🤖 AI Summary
Existing surveys on federated graph learning (FGL) predominantly emphasize algorithmic designs and simulation-based evaluations, lacking a systematic taxonomy grounded in data characteristics and usage patterns—thus hindering data-centric performance optimization. To address this gap, we propose the first data-oriented, two-tier classification framework: the first tier categorizes FGL settings along three orthogonal dimensions of data structure and distribution properties; the second tier organizes methodologies along three orthogonal dimensions of training workflow and technical enablers. Leveraging this framework, we systematically analyze cross-device collaborative training, privacy-preserving mechanisms, and large-model integration strategies, while covering representative real-world application scenarios. Our work not only redefines the FGL research paradigm but also uncovers fundamental modeling principles under data constraints, providing both theoretical foundations and actionable technical pathways for enhancing model performance.
📝 Abstract
In the era of big data applications, Federated Graph Learning (FGL) has emerged as a prominent solution that reconcile the tradeoff between optimizing the collective intelligence between decentralized datasets holders and preserving sensitive information to maximum. Existing FGL surveys have contributed meaningfully but largely focus on integrating Federated Learning (FL) and Graph Machine Learning (GML), resulting in early stage taxonomies that emphasis on methodology and simulated scenarios.
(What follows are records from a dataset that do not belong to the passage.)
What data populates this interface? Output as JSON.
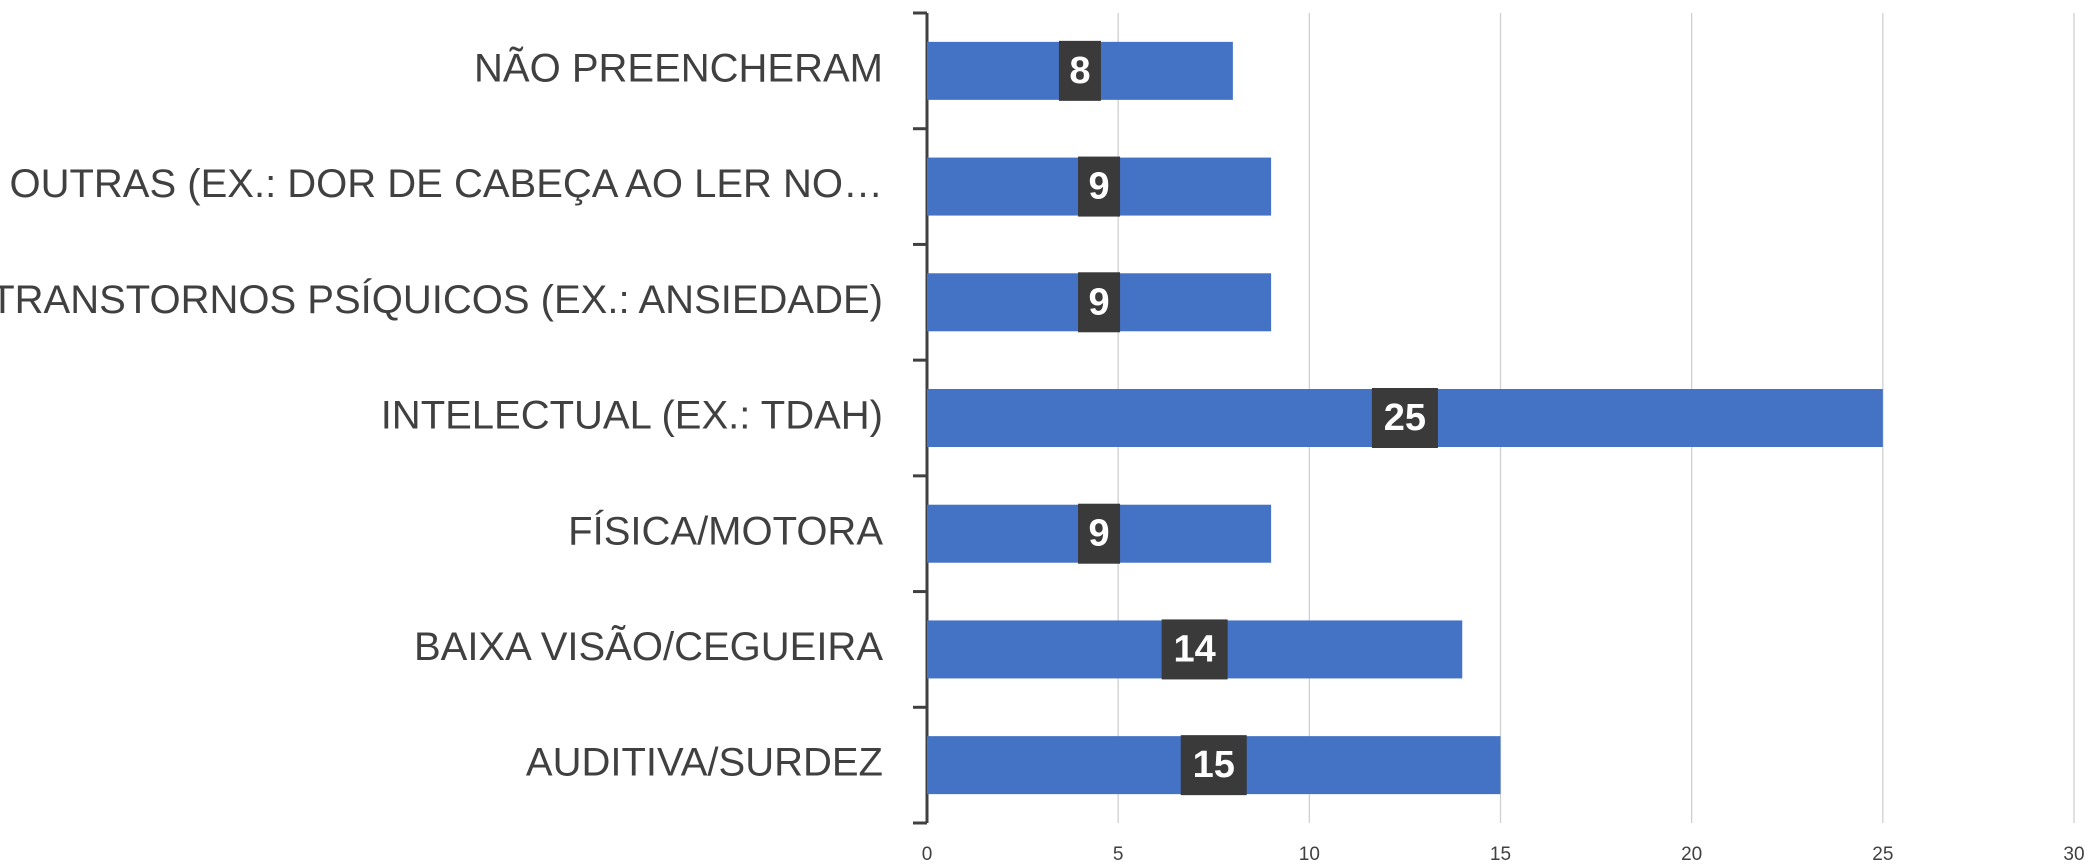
{
  "chart_data": {
    "type": "barh",
    "categories": [
      "NÃO PREENCHERAM",
      "OUTRAS (EX.: DOR DE CABEÇA AO LER NO…",
      "TRANSTORNOS PSÍQUICOS (EX.: ANSIEDADE)",
      "INTELECTUAL (EX.: TDAH)",
      "FÍSICA/MOTORA",
      "BAIXA VISÃO/CEGUEIRA",
      "AUDITIVA/SURDEZ"
    ],
    "values": [
      8,
      9,
      9,
      25,
      9,
      14,
      15
    ],
    "color": "#4472c4",
    "xlim": [
      0,
      30
    ],
    "xticks": [
      0,
      5,
      10,
      15,
      20,
      25,
      30
    ],
    "grid": true
  }
}
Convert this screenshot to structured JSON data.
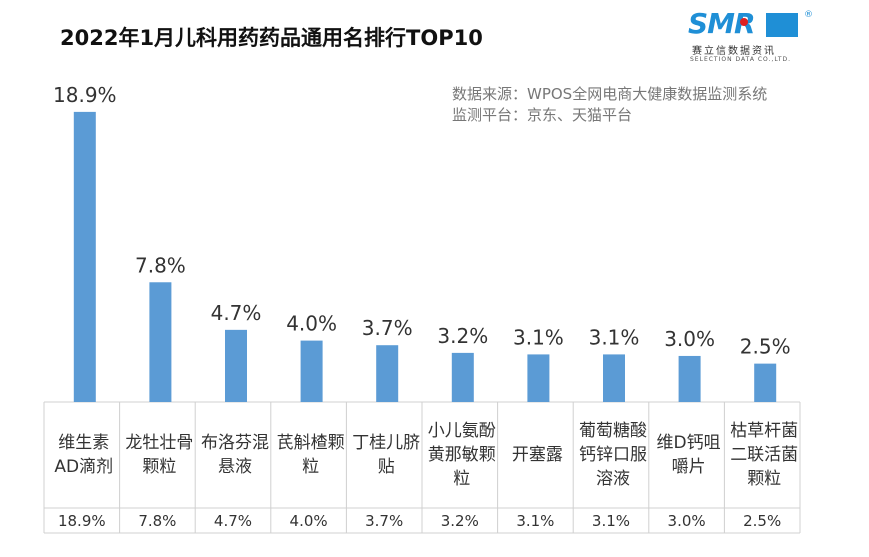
{
  "title": "2022年1月儿科用药药品通用名排行TOP10",
  "source": [
    "数据来源：WPOS全网电商大健康数据监测系统",
    "监测平台：京东、天猫平台"
  ],
  "logo": {
    "mark": "SMR",
    "cn": "赛立信数据资讯",
    "en": "SELECTION DATA CO.,LTD."
  },
  "chart_data": {
    "type": "bar",
    "title": "2022年1月儿科用药药品通用名排行TOP10",
    "categories": [
      "维生素AD滴剂",
      "龙牡壮骨颗粒",
      "布洛芬混悬液",
      "芪斛楂颗粒",
      "丁桂儿脐贴",
      "小儿氨酚黄那敏颗粒",
      "开塞露",
      "葡萄糖酸钙锌口服溶液",
      "维D钙咀嚼片",
      "枯草杆菌二联活菌颗粒"
    ],
    "values": [
      18.9,
      7.8,
      4.7,
      4.0,
      3.7,
      3.2,
      3.1,
      3.1,
      3.0,
      2.5
    ],
    "labels": [
      "18.9%",
      "7.8%",
      "4.7%",
      "4.0%",
      "3.7%",
      "3.2%",
      "3.1%",
      "3.1%",
      "3.0%",
      "2.5%"
    ],
    "bar_color": "#5b9bd5",
    "grid": false,
    "data_table": true
  }
}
Notably, a data centric perspective, which systematically examines FGL methods through the lens of data properties and usage, remains unadapted to reorganize FGL research, yet it is critical to assess how FGL studies manage to tackle data centric constraints to enhance model performances. This survey propose a two-level data centric taxonomy: Data Characteristics, which categorizes studies based on the structural and distributional properties of datasets used in FGL, and Data Utilization, which analyzes the training procedures and techniques employed to overcome key data centric challenges. Each taxonomy level is defined by three orthogonal criteria, each representing a distinct data centric configuration. Beyond taxonomy, this survey examines FGL integration with Pretrained Large Models, showcases realistic applications, and highlights future direction aligned with emerging trends in GML.